Occasionally I’ll even see “the Man” himself. My mother
and I will wander into his wood-paneled office, where Mr. Farrell will sternly tousle my hair, say a few kind words and send me on my privileged way. Some days, come five o’clock, I’ll meet my mother at closing time and we will be amongst the last to leave. With the building empty, its fluorescent lights out, its cubicles deserted and the evening sun shining through the glass doors and reflecting
off the hard linoleum floor of the entryway, it’s as if the building itself is silently resting from its daily efforts in the service of our town. My mother’s high heels echo down the empty aisle and we are out onto the street. She strides along statuesque, demanding respect; I am proud, she is proud. It’s a wonderful world, a wonderful feeling.
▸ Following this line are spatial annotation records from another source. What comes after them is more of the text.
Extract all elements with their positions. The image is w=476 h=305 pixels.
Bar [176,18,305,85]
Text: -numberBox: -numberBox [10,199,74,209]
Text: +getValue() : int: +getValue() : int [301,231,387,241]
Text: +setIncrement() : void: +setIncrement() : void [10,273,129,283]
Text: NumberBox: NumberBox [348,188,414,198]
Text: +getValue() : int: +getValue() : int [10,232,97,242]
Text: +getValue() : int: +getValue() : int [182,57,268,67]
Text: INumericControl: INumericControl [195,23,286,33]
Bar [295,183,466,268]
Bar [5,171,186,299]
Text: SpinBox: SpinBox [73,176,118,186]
We are handsome, responsible members of this one-dog
burg pulling our own individual weight, doing what has to be done. We have a place here, a reason to open our eyes at the break of day and breathe in a life that is steady and good.
Truthfulness, consistency, professionalism, kindness, compassion, manners, thoughtfulness, pride in yourself, honor, love, faith in and fidelity to
your family, commitment, joy in your work and a never-say-die thirst
for life. These are some of the things my mother taught me and that I struggle to live up to. And beyond these . . . she was my protector, stepping literally into the breach between my father and me on the nights his illness got the best of him. She would cajole, yell, plead and command that the raging stop . . . and I protected her. Once, in the middle of the night, my father returning from another
lost evening at the tavern, I heard them violently arguing in the kitchen. I lay in bed; I was frightened for her and myself. I was no more than nine or ten but I left my room and came down the stairs with my baseball bat. They were standing in the kitchen, my father’s back to me, my mother inches away from his face while he was yelling at the top of his lungs. I shouted at him to stop. Then
I let him have it square between his broad shoulders, a sick thud, and everything grew quiet. He turned, his face barroom red; the moment lengthened, then he started laughing. The argument stopped; it became one of his favorite stories and he’d always tell me, “Don’t let anybody hurt your mom.”